A Belgian security researcher discovered a vulnerability on the website of Vatican News, the official news site for the Holy See.
First discovered by an Inti De Ceukalaire, the flaw was caused by an unpatched cross-site scripting (XSS) vulnerability which allowed anyone to exploit and create fake news on the site.
De Ceukelaire said he had warned Vatican News about the issue on nine separate occasions. The webmaster of Vatican News read his emails but the publication failed to resolve the issue. For this reason, De Ceukelaire forced himself to disclose the issue by posting a tweet to his followers.

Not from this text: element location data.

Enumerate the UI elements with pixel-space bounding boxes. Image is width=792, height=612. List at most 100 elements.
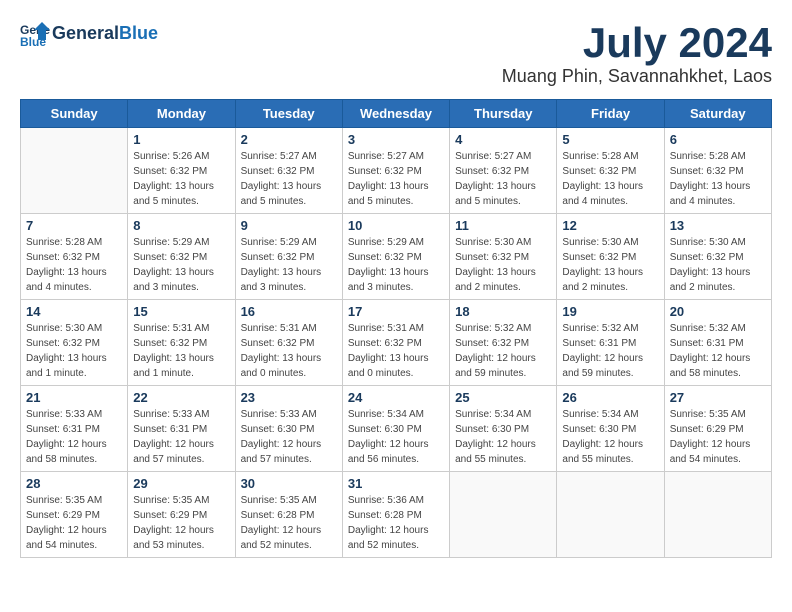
- week-row-4: 21 Sunrise: 5:33 AMSunset: 6:31 PMDayligh…: [21, 386, 772, 472]
- day-number: 5: [562, 132, 658, 147]
- day-number: 6: [670, 132, 766, 147]
- day-cell: 5 Sunrise: 5:28 AMSunset: 6:32 PMDaylight…: [557, 128, 664, 214]
- day-number: 18: [455, 304, 551, 319]
- day-cell: [664, 472, 771, 558]
- column-header-wednesday: Wednesday: [342, 100, 449, 128]
- day-number: 25: [455, 390, 551, 405]
- day-info: Sunrise: 5:33 AMSunset: 6:31 PMDaylight:…: [133, 407, 229, 467]
- day-cell: 24 Sunrise: 5:34 AMSunset: 6:30 PMDayligh…: [342, 386, 449, 472]
- day-info: Sunrise: 5:34 AMSunset: 6:30 PMDaylight:…: [455, 407, 551, 467]
- week-row-2: 7 Sunrise: 5:28 AMSunset: 6:32 PMDaylight…: [21, 214, 772, 300]
- day-number: 11: [455, 218, 551, 233]
- column-header-friday: Friday: [557, 100, 664, 128]
- day-info: Sunrise: 5:27 AMSunset: 6:32 PMDaylight:…: [241, 149, 337, 209]
- day-info: Sunrise: 5:30 AMSunset: 6:32 PMDaylight:…: [26, 321, 122, 381]
- day-number: 15: [133, 304, 229, 319]
- week-row-5: 28 Sunrise: 5:35 AMSunset: 6:29 PMDayligh…: [21, 472, 772, 558]
- day-number: 19: [562, 304, 658, 319]
- day-info: Sunrise: 5:28 AMSunset: 6:32 PMDaylight:…: [26, 235, 122, 295]
- week-row-3: 14 Sunrise: 5:30 AMSunset: 6:32 PMDayligh…: [21, 300, 772, 386]
- day-cell: 2 Sunrise: 5:27 AMSunset: 6:32 PMDaylight…: [235, 128, 342, 214]
- calendar-body: 1 Sunrise: 5:26 AMSunset: 6:32 PMDaylight…: [21, 128, 772, 558]
- day-info: Sunrise: 5:28 AMSunset: 6:32 PMDaylight:…: [562, 149, 658, 209]
- day-cell: 4 Sunrise: 5:27 AMSunset: 6:32 PMDaylight…: [450, 128, 557, 214]
- day-cell: 16 Sunrise: 5:31 AMSunset: 6:32 PMDayligh…: [235, 300, 342, 386]
- day-number: 22: [133, 390, 229, 405]
- day-cell: 19 Sunrise: 5:32 AMSunset: 6:31 PMDayligh…: [557, 300, 664, 386]
- day-info: Sunrise: 5:30 AMSunset: 6:32 PMDaylight:…: [562, 235, 658, 295]
- day-cell: 12Sunrise: 5:30 AMSunset: 6:32 PMDayligh…: [557, 214, 664, 300]
- day-info: Sunrise: 5:28 AMSunset: 6:32 PMDaylight:…: [670, 149, 766, 209]
- day-cell: 31 Sunrise: 5:36 AMSunset: 6:28 PMDayligh…: [342, 472, 449, 558]
- day-number: 4: [455, 132, 551, 147]
- day-cell: [557, 472, 664, 558]
- day-info: Sunrise: 5:31 AMSunset: 6:32 PMDaylight:…: [133, 321, 229, 381]
- day-number: 13: [670, 218, 766, 233]
- day-cell: [21, 128, 128, 214]
- day-cell: 7 Sunrise: 5:28 AMSunset: 6:32 PMDaylight…: [21, 214, 128, 300]
- day-number: 21: [26, 390, 122, 405]
- day-cell: 13 Sunrise: 5:30 AMSunset: 6:32 PMDayligh…: [664, 214, 771, 300]
- day-info: Sunrise: 5:31 AMSunset: 6:32 PMDaylight:…: [241, 321, 337, 381]
- day-info: Sunrise: 5:27 AMSunset: 6:32 PMDaylight:…: [348, 149, 444, 209]
- calendar-header-row: SundayMondayTuesdayWednesdayThursdayFrid…: [21, 100, 772, 128]
- day-cell: [450, 472, 557, 558]
- day-info: Sunrise: 5:35 AMSunset: 6:29 PMDaylight:…: [670, 407, 766, 467]
- day-info: Sunrise: 5:29 AMSunset: 6:32 PMDaylight:…: [241, 235, 337, 295]
- day-cell: 25 Sunrise: 5:34 AMSunset: 6:30 PMDayligh…: [450, 386, 557, 472]
- day-cell: 1 Sunrise: 5:26 AMSunset: 6:32 PMDaylight…: [128, 128, 235, 214]
- day-number: 27: [670, 390, 766, 405]
- day-number: 23: [241, 390, 337, 405]
- day-number: 1: [133, 132, 229, 147]
- column-header-saturday: Saturday: [664, 100, 771, 128]
- day-cell: 29 Sunrise: 5:35 AMSunset: 6:29 PMDayligh…: [128, 472, 235, 558]
- day-info: Sunrise: 5:31 AMSunset: 6:32 PMDaylight:…: [348, 321, 444, 381]
- day-cell: 17 Sunrise: 5:31 AMSunset: 6:32 PMDayligh…: [342, 300, 449, 386]
- day-cell: 15 Sunrise: 5:31 AMSunset: 6:32 PMDayligh…: [128, 300, 235, 386]
- day-number: 14: [26, 304, 122, 319]
- day-number: 16: [241, 304, 337, 319]
- day-info: Sunrise: 5:27 AMSunset: 6:32 PMDaylight:…: [455, 149, 551, 209]
- day-cell: 11 Sunrise: 5:30 AMSunset: 6:32 PMDayligh…: [450, 214, 557, 300]
- day-number: 26: [562, 390, 658, 405]
- day-info: Sunrise: 5:32 AMSunset: 6:32 PMDaylight:…: [455, 321, 551, 381]
- week-row-1: 1 Sunrise: 5:26 AMSunset: 6:32 PMDaylight…: [21, 128, 772, 214]
- logo-text: GeneralBlue: [52, 24, 158, 44]
- day-number: 31: [348, 476, 444, 491]
- day-cell: 27 Sunrise: 5:35 AMSunset: 6:29 PMDayligh…: [664, 386, 771, 472]
- day-number: 3: [348, 132, 444, 147]
- day-info: Sunrise: 5:35 AMSunset: 6:29 PMDaylight:…: [133, 493, 229, 553]
- day-info: Sunrise: 5:32 AMSunset: 6:31 PMDaylight:…: [670, 321, 766, 381]
- day-number: 8: [133, 218, 229, 233]
- day-info: Sunrise: 5:32 AMSunset: 6:31 PMDaylight:…: [562, 321, 658, 381]
- day-info: Sunrise: 5:35 AMSunset: 6:29 PMDaylight:…: [26, 493, 122, 553]
- day-cell: 10Sunrise: 5:29 AMSunset: 6:32 PMDayligh…: [342, 214, 449, 300]
- calendar-table: SundayMondayTuesdayWednesdayThursdayFrid…: [20, 99, 772, 558]
- day-cell: 3 Sunrise: 5:27 AMSunset: 6:32 PMDaylight…: [342, 128, 449, 214]
- day-number: 24: [348, 390, 444, 405]
- day-number: 17: [348, 304, 444, 319]
- day-info: Sunrise: 5:30 AMSunset: 6:32 PMDaylight:…: [670, 235, 766, 295]
- day-cell: 30Sunrise: 5:35 AMSunset: 6:28 PMDayligh…: [235, 472, 342, 558]
- logo: General Blue GeneralBlue: [20, 20, 158, 48]
- day-info: Sunrise: 5:30 AMSunset: 6:32 PMDaylight:…: [455, 235, 551, 295]
- day-number: 28: [26, 476, 122, 491]
- day-cell: 8 Sunrise: 5:29 AMSunset: 6:32 PMDaylight…: [128, 214, 235, 300]
- day-number: 10: [348, 218, 444, 233]
- day-number: 7: [26, 218, 122, 233]
- day-cell: 18 Sunrise: 5:32 AMSunset: 6:32 PMDayligh…: [450, 300, 557, 386]
- day-info: Sunrise: 5:29 AMSunset: 6:32 PMDaylight:…: [133, 235, 229, 295]
- day-info: Sunrise: 5:36 AMSunset: 6:28 PMDaylight:…: [348, 493, 444, 553]
- day-cell: 20Sunrise: 5:32 AMSunset: 6:31 PMDayligh…: [664, 300, 771, 386]
- column-header-monday: Monday: [128, 100, 235, 128]
- day-info: Sunrise: 5:34 AMSunset: 6:30 PMDaylight:…: [348, 407, 444, 467]
- day-number: 2: [241, 132, 337, 147]
- column-header-thursday: Thursday: [450, 100, 557, 128]
- logo-icon: General Blue: [20, 20, 50, 48]
- column-header-sunday: Sunday: [21, 100, 128, 128]
- day-cell: 14 Sunrise: 5:30 AMSunset: 6:32 PMDayligh…: [21, 300, 128, 386]
- day-number: 29: [133, 476, 229, 491]
- day-info: Sunrise: 5:26 AMSunset: 6:32 PMDaylight:…: [133, 149, 229, 209]
- day-cell: 26Sunrise: 5:34 AMSunset: 6:30 PMDayligh…: [557, 386, 664, 472]
- day-info: Sunrise: 5:33 AMSunset: 6:31 PMDaylight:…: [26, 407, 122, 467]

He tweeted a picture of Vatican News falsely stating that Pope Francis had declared God to be an onion.
GOD = AALSTENAAR. Niet mijn woorden, die van de paus. Merci, @Pontifex! LINK: https://t.co/GbOQrr2NJg (1/2) pic.twitter.com/FsvVeniycg
— Inti De Ceukelaire (@intidc) February 8, 2018
“I saw the Vatican had a new website a while ago. Whenever a huge website launches a new communication platform, I check it out. I want to see what technologies or software they’re using, how they follow design trends and whether they have innovative features. I don’t necessarily look for vulnerabilities, but this one was pretty obvious,” he explained.
“Two weeks ago, I told them that if they would not state they were going to fix this, I’d do responsible full disclosure. Not to harm them, but to show that fake news can easily be spread. Pope or not, you need to comply with security standards,” he argued.
Previously, De Ceukelaire was also behind some high profile flaw discoveries.
One of which was in September, when he disclosed ways to access corporate messaging apps like Slack and Yammer by exploiting publicly-accessible help-desks and bug trackers.